At least she rolls her eyes and laughs.
“You okay?” I ask.
“Yeah. I just need to prep myself before we do stuff like that, okay? Sorry.” She shrugs like it’s nothing.
Then doubt flickers across her face.
“Can I ask you something?”
“You know you can,” I say, and I take her hands without thinking, holding them between mine.
“What if I never come back?” Her voice drops. “Not to my level. Not to anything that matters. Soccer is my life. It’s all I know. It’s what defines me. I don’t even know what’s there when it ends. I never thought about it and now…”
“You want to know what I see?”
She nods, slow.
“I see a woman who gave birth seven months ago,” I say.
My throat tightens. I keep going anyway.
“I see a body that did something huge and is paying for it in fitness right now. And I see the same fighter you’ve always been.
The kind of person who’ll headbutt a wall if it gets you what you want.
One of the best players in the world fighting to get her career back.
” I let out a long breath. “And I don’t have any doubt you’ll do it. Because for me, it’s personal too.”
Zoe looks at me like she’s seeing me for the first time.
“You really think that?”
“I don’t lie.” The words come out quiet, hard. “I can run. But I don’t lie. You know that.”

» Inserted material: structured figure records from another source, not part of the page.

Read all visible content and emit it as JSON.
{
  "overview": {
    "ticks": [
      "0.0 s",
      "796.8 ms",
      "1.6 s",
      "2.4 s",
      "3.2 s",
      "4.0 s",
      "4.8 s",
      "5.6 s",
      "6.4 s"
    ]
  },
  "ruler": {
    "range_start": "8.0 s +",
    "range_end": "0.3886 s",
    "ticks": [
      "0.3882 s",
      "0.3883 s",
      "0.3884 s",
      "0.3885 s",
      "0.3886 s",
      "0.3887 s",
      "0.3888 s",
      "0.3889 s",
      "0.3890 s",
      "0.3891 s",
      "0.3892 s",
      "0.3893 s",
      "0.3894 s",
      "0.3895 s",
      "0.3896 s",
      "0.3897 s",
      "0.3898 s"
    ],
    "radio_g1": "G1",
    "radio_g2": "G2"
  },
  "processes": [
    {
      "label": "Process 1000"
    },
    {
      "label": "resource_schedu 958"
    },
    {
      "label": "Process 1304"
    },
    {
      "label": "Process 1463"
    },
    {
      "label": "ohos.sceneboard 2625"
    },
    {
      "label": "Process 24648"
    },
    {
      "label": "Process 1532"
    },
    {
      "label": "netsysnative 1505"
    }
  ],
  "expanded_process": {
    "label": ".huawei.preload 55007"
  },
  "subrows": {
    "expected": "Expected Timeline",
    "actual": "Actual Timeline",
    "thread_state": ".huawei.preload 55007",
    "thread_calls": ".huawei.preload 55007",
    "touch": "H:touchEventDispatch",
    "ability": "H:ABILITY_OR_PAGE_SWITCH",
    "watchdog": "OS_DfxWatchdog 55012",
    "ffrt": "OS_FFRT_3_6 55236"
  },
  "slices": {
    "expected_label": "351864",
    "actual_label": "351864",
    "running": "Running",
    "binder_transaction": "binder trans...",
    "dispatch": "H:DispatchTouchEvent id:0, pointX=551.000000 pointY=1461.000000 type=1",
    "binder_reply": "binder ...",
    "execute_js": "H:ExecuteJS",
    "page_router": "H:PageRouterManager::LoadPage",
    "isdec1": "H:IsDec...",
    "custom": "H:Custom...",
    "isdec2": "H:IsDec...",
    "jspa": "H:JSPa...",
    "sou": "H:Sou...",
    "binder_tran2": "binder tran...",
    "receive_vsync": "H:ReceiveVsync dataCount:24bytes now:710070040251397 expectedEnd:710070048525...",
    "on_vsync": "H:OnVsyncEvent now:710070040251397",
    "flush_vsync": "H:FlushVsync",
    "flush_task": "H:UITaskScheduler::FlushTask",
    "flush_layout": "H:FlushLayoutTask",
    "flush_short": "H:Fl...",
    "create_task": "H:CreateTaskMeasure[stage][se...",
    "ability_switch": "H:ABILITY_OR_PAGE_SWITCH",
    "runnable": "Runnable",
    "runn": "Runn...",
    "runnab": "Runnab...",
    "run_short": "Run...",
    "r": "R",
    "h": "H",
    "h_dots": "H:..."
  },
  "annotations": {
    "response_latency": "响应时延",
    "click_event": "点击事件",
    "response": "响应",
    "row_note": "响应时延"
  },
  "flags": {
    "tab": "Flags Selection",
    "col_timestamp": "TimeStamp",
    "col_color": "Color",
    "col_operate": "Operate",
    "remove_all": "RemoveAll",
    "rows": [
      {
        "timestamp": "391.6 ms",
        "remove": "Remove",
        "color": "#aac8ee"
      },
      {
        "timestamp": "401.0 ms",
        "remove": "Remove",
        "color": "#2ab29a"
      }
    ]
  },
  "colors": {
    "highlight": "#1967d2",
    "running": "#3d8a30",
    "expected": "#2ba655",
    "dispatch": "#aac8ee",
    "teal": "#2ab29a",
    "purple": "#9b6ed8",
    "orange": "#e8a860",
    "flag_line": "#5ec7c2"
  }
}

“Thanks,” she whispers. “That means a lot. Even if you don’t think it does.” She leans in and hugs me.
I walk her out to her car. In the back seat sits a baby car seat. Gray. Plain. Probably the exact same as a thousand other car seats.
But next to it there’s a small plush soccer ball, about the size of my fist, wedged between the seat and the door.
Proof that Zoe has a life outside our rehab sessions. A baby who needs plush balls and car seats and probably a hundred other things I know nothing about.
“Tessa?” Her voice cuts through my spiral. “Are you okay?”
“Yeah,” I answer on reflex. “Get some rest, okay? I’ll see you next session.” I try to force a smile, and I’m pretty sure it doesn’t land.